The One Planet Living principles so foundational to the project encourage the sharing of locally grown, organic food. So the signature stroke for both self-sufficiency and a communitarian spirit may be the neighborhood P-patch gardens that nestle amongst the close-knit, architecturally arresting homes. Autumn finds the first three designated gardens a veritable cornucopia overflowing with onions, pumpkins, spinach, peas, eggplant, kale, chard, exotic herbs and other delectables. Grapes and other vine fruits hang from trellises in the wings.

The neighborhood organized a community potluck in late August to celebrate the bounty — and the shared endeavor it represents. “There was a lot of good food, all based on vegetables from the gardens,” Kaplan says. “And it was another excuse for people to get together.” The gardeners are still finding a certain equilibrium between their own tastes and the collective palate. The recent harvest produced a surfeit of beans and squash, says Kaplan, confessing his own complicity in a bumper crop of fiery hot peppers. But any excess just gets carted up the street to Helpline House, the local food bank.
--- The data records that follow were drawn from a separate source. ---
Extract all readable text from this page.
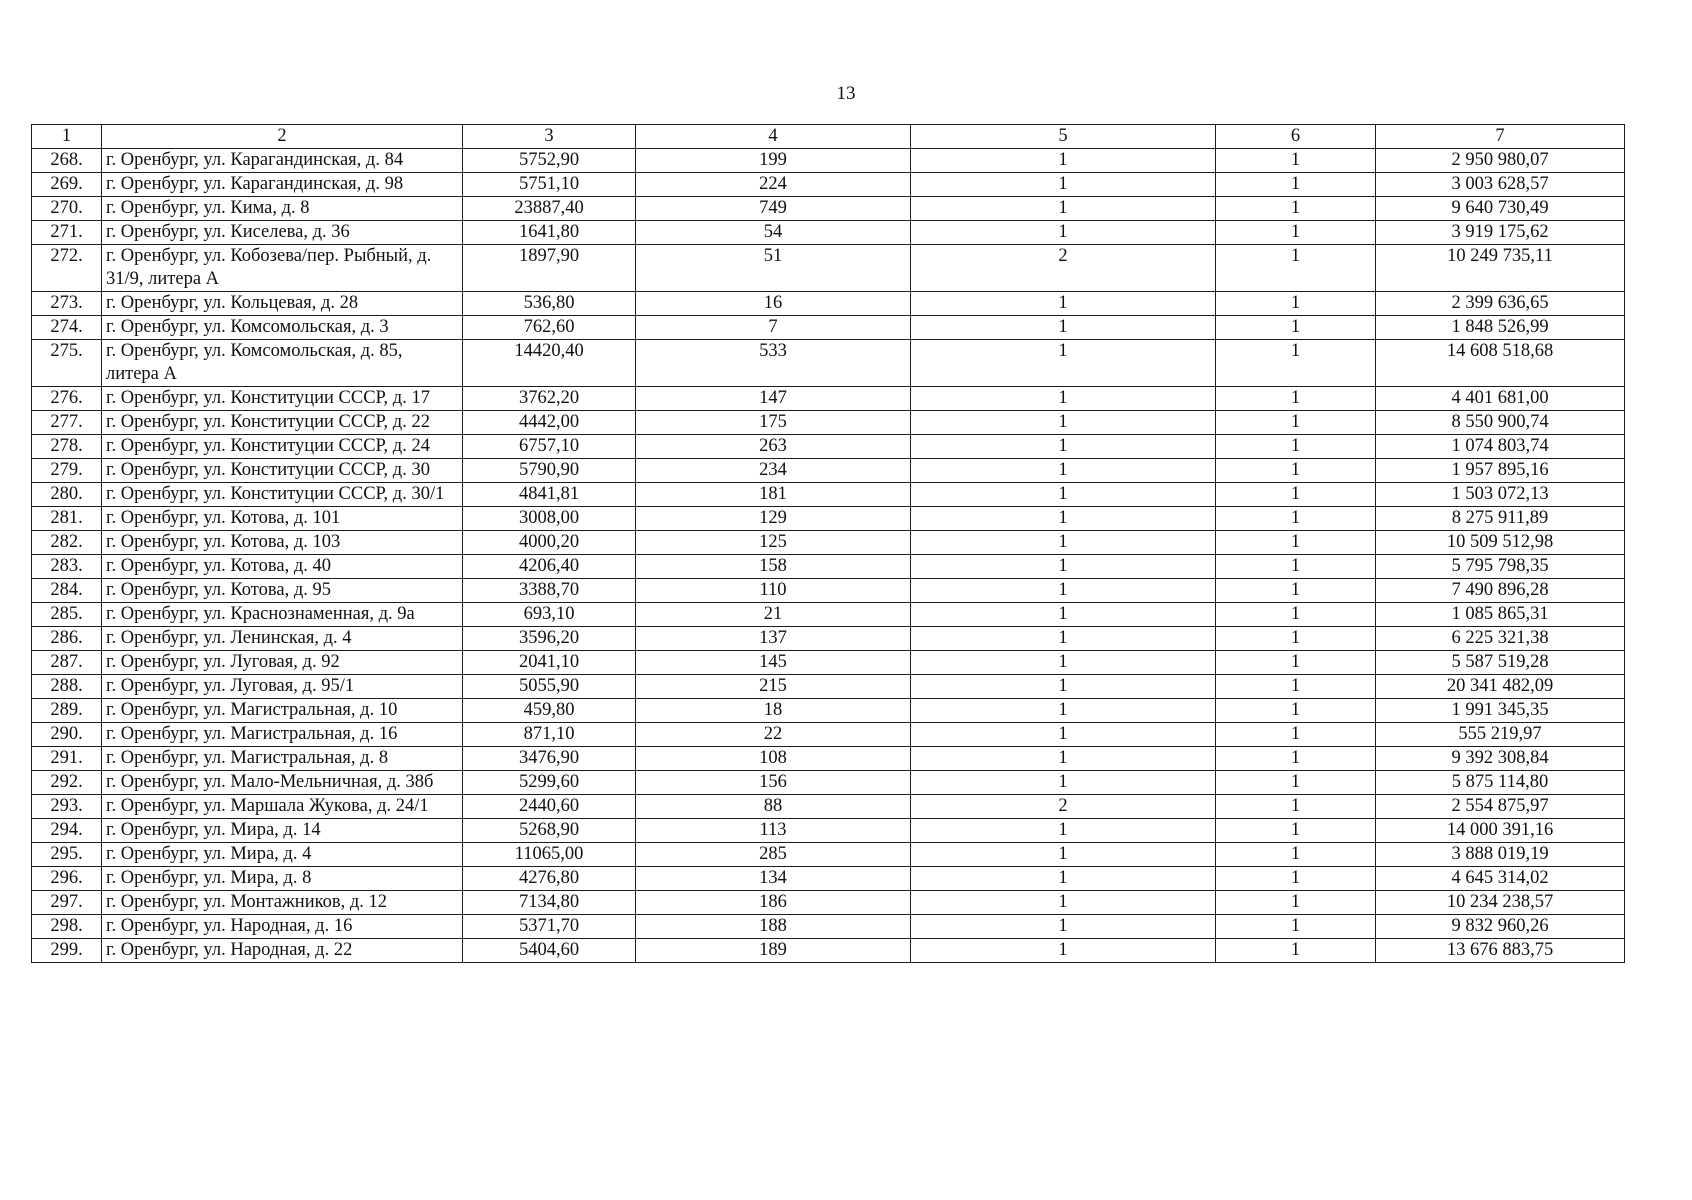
13
1	2	3	4	5	6	7
268.	г. Оренбург, ул. Карагандинская, д. 84	5752,90	199	1	1	2 950 980,07
269.	г. Оренбург, ул. Карагандинская, д. 98	5751,10	224	1	1	3 003 628,57
270.	г. Оренбург, ул. Кима, д. 8	23887,40	749	1	1	9 640 730,49
271.	г. Оренбург, ул. Киселева, д. 36	1641,80	54	1	1	3 919 175,62
272.	г. Оренбург, ул. Кобозева/пер. Рыбный, д. 31/9, литера А	1897,90	51	2	1	10 249 735,11
273.	г. Оренбург, ул. Кольцевая, д. 28	536,80	16	1	1	2 399 636,65
274.	г. Оренбург, ул. Комсомольская, д. 3	762,60	7	1	1	1 848 526,99
275.	г. Оренбург, ул. Комсомольская, д. 85, литера А	14420,40	533	1	1	14 608 518,68
276.	г. Оренбург, ул. Конституции СССР, д. 17	3762,20	147	1	1	4 401 681,00
277.	г. Оренбург, ул. Конституции СССР, д. 22	4442,00	175	1	1	8 550 900,74
278.	г. Оренбург, ул. Конституции СССР, д. 24	6757,10	263	1	1	1 074 803,74
279.	г. Оренбург, ул. Конституции СССР, д. 30	5790,90	234	1	1	1 957 895,16
280.	г. Оренбург, ул. Конституции СССР, д. 30/1	4841,81	181	1	1	1 503 072,13
281.	г. Оренбург, ул. Котова, д. 101	3008,00	129	1	1	8 275 911,89
282.	г. Оренбург, ул. Котова, д. 103	4000,20	125	1	1	10 509 512,98
283.	г. Оренбург, ул. Котова, д. 40	4206,40	158	1	1	5 795 798,35
284.	г. Оренбург, ул. Котова, д. 95	3388,70	110	1	1	7 490 896,28
285.	г. Оренбург, ул. Краснознаменная, д. 9а	693,10	21	1	1	1 085 865,31
286.	г. Оренбург, ул. Ленинская, д. 4	3596,20	137	1	1	6 225 321,38
287.	г. Оренбург, ул. Луговая, д. 92	2041,10	145	1	1	5 587 519,28
288.	г. Оренбург, ул. Луговая, д. 95/1	5055,90	215	1	1	20 341 482,09
289.	г. Оренбург, ул. Магистральная, д. 10	459,80	18	1	1	1 991 345,35
290.	г. Оренбург, ул. Магистральная, д. 16	871,10	22	1	1	555 219,97
291.	г. Оренбург, ул. Магистральная, д. 8	3476,90	108	1	1	9 392 308,84
292.	г. Оренбург, ул. Мало-Мельничная, д. 38б	5299,60	156	1	1	5 875 114,80
293.	г. Оренбург, ул. Маршала Жукова, д. 24/1	2440,60	88	2	1	2 554 875,97
294.	г. Оренбург, ул. Мира, д. 14	5268,90	113	1	1	14 000 391,16
295.	г. Оренбург, ул. Мира, д. 4	11065,00	285	1	1	3 888 019,19
296.	г. Оренбург, ул. Мира, д. 8	4276,80	134	1	1	4 645 314,02
297.	г. Оренбург, ул. Монтажников, д. 12	7134,80	186	1	1	10 234 238,57
298.	г. Оренбург, ул. Народная, д. 16	5371,70	188	1	1	9 832 960,26
299.	г. Оренбург, ул. Народная, д. 22	5404,60	189	1	1	13 676 883,75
“It wasn’t the Soviet Union model of centralized planning,” Kaplan says. “One of the lessons is, next year there might be more coordination about what’s planted.” More raised beds are now going in next to a just-completed apartment building at the project’s north end, and new residents there will assume their own stewardship of the soil or fall into other neighborhood roles. At Grow Community, Kaplan says, everyone chips in according to their interests and abilities, but the harvest is open to all. “People contribute to the community in different ways,” he says. “I’m putting my time into the gardens, others are putting their time into something else. But they should all be able to harvest – so they do.”